Cocaine Head stimola l’ascoltatore, anche grazie alla presenza di una rivisitazione decisamente noise della perla del progressive 21st Century Schizoid Man dei King Crimson e da un mix di sonorità più intense e quasi vorticose, ma anche allo stesso tempo fedeli al rock della vecchia scuola. Un esempio è dato da Milano 1991, brano incluso in Cocaine Head in una forma che è pregna delle loro influenze musicali figlie del rock post 1970. La sapiente miscellanea di generi tipica della band si manifesterà integralmente solo in seguito, in album più maturi e complessi e in brani come Milano Circonvallazione Esterna, incluso in Non è per sempre del 1999, che potrebbe essere interpretato come una sorta di rivisitazione strutturale e concettuale  di questo brano del 1991, generando qualcosa di completamente diverso, che ricorda nelle ritmiche incalzanti il famoso brano dei Suicide, Frankie Teardrop.

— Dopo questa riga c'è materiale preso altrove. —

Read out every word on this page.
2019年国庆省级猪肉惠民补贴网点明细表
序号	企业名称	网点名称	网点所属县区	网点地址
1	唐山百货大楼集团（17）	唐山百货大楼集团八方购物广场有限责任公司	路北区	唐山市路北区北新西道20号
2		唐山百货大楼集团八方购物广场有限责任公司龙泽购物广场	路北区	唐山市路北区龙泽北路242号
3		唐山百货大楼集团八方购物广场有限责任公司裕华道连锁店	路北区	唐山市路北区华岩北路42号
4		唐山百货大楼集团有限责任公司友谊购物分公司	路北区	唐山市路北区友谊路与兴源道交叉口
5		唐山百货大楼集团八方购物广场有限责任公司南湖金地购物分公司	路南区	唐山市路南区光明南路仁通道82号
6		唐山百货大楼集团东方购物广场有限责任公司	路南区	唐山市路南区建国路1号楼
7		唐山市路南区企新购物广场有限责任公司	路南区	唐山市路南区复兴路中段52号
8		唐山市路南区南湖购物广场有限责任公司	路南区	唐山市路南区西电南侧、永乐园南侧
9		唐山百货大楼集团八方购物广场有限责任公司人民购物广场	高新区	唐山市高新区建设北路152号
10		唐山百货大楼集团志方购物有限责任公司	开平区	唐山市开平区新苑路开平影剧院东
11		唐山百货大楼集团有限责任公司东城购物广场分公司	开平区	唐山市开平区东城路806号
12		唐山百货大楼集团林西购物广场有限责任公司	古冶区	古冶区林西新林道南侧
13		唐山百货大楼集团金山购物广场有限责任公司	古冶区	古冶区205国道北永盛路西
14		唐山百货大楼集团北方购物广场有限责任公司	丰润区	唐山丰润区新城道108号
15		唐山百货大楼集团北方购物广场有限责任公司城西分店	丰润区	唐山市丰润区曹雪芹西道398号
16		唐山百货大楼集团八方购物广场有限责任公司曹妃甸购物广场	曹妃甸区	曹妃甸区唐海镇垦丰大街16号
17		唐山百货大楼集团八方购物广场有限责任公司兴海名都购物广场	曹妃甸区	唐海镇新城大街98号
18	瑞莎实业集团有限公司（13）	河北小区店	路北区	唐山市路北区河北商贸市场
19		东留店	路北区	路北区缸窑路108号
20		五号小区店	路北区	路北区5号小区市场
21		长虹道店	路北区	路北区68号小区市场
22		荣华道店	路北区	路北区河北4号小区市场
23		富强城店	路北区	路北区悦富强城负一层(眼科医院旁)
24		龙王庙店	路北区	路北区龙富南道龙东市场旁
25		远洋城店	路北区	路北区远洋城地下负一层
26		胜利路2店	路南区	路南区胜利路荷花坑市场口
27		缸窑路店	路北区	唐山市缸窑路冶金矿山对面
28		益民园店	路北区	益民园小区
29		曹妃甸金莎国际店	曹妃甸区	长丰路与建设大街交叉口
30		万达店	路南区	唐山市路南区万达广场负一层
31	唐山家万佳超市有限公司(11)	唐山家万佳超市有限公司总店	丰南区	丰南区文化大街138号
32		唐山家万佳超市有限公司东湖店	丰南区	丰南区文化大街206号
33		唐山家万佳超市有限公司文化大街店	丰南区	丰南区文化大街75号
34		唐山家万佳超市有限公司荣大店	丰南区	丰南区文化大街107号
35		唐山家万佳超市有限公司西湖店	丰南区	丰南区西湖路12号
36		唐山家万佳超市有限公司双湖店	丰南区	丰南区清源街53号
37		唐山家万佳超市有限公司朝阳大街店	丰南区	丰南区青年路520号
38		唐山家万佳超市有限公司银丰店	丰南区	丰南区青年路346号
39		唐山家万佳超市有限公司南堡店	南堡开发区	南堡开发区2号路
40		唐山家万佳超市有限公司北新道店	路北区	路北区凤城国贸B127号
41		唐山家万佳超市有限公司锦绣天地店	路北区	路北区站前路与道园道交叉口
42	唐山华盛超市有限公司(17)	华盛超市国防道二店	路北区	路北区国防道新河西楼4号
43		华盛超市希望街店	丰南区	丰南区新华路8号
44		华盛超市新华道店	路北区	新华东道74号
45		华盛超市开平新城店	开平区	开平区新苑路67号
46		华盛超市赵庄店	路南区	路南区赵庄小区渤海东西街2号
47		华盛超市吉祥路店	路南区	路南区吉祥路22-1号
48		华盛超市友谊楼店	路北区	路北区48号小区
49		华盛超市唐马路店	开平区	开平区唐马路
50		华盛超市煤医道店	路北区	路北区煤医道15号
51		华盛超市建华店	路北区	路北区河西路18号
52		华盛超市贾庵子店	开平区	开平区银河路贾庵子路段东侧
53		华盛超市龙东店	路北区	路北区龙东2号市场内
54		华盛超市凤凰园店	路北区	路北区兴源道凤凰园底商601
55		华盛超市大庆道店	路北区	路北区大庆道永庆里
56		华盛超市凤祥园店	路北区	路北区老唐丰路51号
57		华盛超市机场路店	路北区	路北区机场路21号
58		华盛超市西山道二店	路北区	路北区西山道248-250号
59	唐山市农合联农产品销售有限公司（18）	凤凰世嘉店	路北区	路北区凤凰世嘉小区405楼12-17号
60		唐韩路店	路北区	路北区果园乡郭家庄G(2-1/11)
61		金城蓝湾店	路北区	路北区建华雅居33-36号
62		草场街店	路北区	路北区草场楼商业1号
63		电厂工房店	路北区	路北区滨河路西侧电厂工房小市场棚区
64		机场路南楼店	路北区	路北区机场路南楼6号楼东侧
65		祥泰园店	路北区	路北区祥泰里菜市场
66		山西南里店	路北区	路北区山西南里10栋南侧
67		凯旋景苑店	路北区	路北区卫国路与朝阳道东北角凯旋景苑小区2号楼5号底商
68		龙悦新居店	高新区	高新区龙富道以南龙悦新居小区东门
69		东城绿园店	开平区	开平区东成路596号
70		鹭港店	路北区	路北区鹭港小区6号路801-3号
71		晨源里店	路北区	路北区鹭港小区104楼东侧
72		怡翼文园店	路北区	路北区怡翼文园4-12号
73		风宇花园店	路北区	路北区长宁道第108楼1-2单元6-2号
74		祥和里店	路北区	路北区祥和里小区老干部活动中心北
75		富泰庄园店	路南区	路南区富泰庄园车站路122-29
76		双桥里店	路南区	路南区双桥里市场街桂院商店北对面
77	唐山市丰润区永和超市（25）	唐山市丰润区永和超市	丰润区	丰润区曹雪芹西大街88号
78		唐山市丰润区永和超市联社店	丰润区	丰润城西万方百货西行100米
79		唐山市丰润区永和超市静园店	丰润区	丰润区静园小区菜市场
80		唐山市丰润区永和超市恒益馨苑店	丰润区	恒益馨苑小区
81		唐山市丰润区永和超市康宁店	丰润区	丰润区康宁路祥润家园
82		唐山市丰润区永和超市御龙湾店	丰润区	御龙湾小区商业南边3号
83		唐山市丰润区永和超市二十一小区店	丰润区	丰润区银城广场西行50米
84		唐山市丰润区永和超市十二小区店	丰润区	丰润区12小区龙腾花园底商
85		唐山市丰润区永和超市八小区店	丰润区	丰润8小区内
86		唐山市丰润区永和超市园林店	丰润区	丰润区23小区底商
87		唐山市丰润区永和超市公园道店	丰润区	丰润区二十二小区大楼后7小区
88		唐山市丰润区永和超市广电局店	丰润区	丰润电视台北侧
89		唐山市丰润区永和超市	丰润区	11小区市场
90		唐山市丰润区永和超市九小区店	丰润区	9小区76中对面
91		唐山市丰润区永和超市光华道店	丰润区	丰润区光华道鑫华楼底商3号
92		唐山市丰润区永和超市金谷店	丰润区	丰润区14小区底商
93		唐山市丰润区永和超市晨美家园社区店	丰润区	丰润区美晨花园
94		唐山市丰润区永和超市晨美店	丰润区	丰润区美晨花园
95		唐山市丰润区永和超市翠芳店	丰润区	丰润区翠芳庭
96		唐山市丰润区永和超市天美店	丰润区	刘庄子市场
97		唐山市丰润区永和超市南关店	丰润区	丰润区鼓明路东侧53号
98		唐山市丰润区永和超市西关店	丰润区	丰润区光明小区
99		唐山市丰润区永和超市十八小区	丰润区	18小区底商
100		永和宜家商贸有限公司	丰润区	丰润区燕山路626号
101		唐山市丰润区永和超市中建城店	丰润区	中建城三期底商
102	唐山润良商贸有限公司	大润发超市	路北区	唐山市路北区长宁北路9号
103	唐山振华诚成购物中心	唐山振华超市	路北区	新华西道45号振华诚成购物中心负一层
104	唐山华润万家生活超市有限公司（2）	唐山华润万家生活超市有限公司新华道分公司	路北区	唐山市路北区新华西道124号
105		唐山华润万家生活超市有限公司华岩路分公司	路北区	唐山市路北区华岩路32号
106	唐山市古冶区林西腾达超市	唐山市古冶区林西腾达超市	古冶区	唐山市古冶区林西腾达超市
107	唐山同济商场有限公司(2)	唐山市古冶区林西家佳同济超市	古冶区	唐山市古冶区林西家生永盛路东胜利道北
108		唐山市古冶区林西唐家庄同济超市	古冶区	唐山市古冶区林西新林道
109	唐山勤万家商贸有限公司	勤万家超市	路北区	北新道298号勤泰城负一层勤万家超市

Dopo l’uscita di Cocaine Head, prodotto nudo e crudo del periodo post-punk più irruento vissuto durante la fase compositiva in lingua inglese, la band comincia a suscitare l’interesse da parte del panorama alternativo internazionale, in particolare quello dell’etichetta americana Geffen Records, produttrice di vere pietre miliari del noise d’oltreoceano come Daydream Nation dei Sonic Youth fino al grunge di Nevermind e In Utero dei Nirvana di Kurt Cobain.

Gli Afterhours negli anni ’90. Fonte: Rock.it

È tuttavia con il loro primo album in studio, During Christine’s Sleep del 1994, che gli Afterhours verranno inclusi come disco del mese all’interno della rivista statunitense Alternative Press, fatto che farà guadagnare alla band milanese una partecipazione di riguardo all’interno della kermesse newyorkese New Music Seminar come rappresentanti del nostro Paese. È un album radicalmente diverso dai lavori precedenti del gruppo, in cui brani come Inside Marylin three times (la Dentro Marilyn presente in Germi del 1995) e la soave e quasi ovattata During Christine’s sleep segnano una svolta nel modus compositivo degli Afterhours, che si pongono con maggiore introspezione ed emotività alla composizione, ricercando sonorità più evocative che riusciranno, già a partire con il loro primo album in lingua italiana, il più maturo Germi, preceduto da Pop Kills Your Soul del 1993, a miscelare sapientemente con il loro background variegato.